Fuming, I fervently strained to focus my energy towards that bothersome little yellow car. The result took effect immediately- it swerved and crashed into the side wall, smashing the front.
"Bella!" I couldn't tell what the emotion in Edward's voice was. I circled around and was surprised to see his demeanor as bewildered, yet appreciative.
He continued, "Normally I wouldn't encourage violence... well, making him laugh wasn't really violent, I suppose. But either way, that guy was just... weird. And his thoughts... UGH. Not only that, but have you noticed his smell? I swear, if he was bigger I'd think he was a werewolf."
"Good, we're on the same page then."
I ran down with Edward to check on the situation, casually stepping over the rubble. Ignoring the protesting medics, I glided over to see how Barry was doing. I caught a bit of the Emergency Medical Trainee's conversation.

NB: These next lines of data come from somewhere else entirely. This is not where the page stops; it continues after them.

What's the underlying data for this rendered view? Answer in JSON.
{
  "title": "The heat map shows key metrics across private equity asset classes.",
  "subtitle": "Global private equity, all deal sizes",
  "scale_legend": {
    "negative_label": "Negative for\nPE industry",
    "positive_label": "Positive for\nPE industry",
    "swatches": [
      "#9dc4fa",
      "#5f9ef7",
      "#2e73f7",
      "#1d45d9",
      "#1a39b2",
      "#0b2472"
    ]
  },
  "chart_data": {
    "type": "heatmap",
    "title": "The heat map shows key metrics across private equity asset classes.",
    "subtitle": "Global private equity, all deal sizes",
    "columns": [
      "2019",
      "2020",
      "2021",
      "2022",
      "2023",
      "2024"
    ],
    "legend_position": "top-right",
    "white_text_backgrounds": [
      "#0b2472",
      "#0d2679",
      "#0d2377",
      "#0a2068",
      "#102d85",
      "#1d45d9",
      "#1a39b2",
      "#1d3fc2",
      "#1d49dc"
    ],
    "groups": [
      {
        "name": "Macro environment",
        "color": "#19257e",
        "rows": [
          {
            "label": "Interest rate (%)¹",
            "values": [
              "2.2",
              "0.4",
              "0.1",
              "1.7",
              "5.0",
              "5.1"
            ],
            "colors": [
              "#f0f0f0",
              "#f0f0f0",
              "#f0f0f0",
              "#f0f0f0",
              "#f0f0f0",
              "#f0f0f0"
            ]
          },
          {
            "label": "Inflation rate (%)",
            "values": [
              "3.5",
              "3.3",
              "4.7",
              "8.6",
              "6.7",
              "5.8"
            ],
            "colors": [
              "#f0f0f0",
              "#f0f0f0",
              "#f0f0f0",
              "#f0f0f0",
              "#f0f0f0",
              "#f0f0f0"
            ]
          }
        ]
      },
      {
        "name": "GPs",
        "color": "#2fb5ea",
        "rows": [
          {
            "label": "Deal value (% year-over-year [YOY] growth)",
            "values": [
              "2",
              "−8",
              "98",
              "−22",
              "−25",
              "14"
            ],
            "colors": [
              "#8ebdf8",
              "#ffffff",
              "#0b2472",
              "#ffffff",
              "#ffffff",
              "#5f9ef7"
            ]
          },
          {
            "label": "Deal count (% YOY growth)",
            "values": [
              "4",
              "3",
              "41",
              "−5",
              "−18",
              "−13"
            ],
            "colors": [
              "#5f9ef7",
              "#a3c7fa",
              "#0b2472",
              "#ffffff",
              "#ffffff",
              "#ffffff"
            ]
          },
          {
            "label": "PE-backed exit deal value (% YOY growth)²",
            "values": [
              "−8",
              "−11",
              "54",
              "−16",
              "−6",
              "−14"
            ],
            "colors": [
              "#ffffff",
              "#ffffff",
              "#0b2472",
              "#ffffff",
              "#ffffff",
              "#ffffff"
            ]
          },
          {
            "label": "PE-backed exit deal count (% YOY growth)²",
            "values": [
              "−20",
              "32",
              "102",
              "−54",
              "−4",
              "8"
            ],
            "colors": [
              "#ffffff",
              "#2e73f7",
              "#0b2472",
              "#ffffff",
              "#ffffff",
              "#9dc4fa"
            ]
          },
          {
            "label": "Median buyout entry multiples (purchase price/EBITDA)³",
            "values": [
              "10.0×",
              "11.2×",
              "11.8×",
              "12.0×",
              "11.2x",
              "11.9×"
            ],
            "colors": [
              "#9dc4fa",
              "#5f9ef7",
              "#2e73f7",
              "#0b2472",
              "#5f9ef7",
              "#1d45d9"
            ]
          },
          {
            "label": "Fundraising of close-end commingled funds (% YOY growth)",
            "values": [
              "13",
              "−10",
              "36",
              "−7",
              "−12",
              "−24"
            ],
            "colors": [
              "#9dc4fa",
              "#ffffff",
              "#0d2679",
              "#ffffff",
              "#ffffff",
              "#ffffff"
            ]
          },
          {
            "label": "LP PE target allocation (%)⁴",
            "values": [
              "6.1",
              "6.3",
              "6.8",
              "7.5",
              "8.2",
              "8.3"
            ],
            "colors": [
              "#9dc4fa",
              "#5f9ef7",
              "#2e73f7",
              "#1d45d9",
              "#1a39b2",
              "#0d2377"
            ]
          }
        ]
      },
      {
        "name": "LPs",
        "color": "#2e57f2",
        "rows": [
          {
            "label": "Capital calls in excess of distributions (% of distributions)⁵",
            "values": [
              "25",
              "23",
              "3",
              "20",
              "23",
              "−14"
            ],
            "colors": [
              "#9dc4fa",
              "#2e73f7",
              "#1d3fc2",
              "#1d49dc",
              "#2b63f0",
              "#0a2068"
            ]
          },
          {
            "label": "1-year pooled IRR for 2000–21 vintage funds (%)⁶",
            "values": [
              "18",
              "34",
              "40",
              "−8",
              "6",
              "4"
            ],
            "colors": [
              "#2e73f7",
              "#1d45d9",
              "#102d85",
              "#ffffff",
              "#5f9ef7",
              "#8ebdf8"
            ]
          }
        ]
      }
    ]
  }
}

"He's a bit confused; he claims he just started feeling as if a dozen people were tickling him. He may have been delusional though, we're not sure what exactly happened. Tell Dr. Cullen to give him some pain killers- the guy has a couple of small fractures everywhere."
Edward immediately tensed. I recognized the reason, and my reaction was similar. Carlisle would know this was my fault. Edward rubbed my shoulders soothingly, making my decision for me and I decided to deal with the issue at hand later.
Remembering my mission, I went up to Barry.
"Hey, are you okay?" I asked innocently. He just grunted.
"Can I get you anything? Pain medication? Water?" Some deodorant, perhaps?
I almost couldn't believe myself when I heard his next words.
"How about a kiss?"
That was the point where I just couldn't handle it anymore.
Losing my patience, I glared at Barry and he started guffawing under the influence of my power.
"Ha! OUCH! Ha! OUCH!" he went on.
Edward hauled me away from the lunatic as the doctors hurried over to sedate him.
Smug with my success, I beamed up at the only man who would ever capture my heart.
I learned something from Barry, at least: it takes 46 muscles to frown, but only 4 to flip him the bird. But in this case, it took zero muscles to make him laugh so hard he may (hopefully) laugh his insides out.
Now, the only thing we had to worry about is what to say to Carlisle and the family.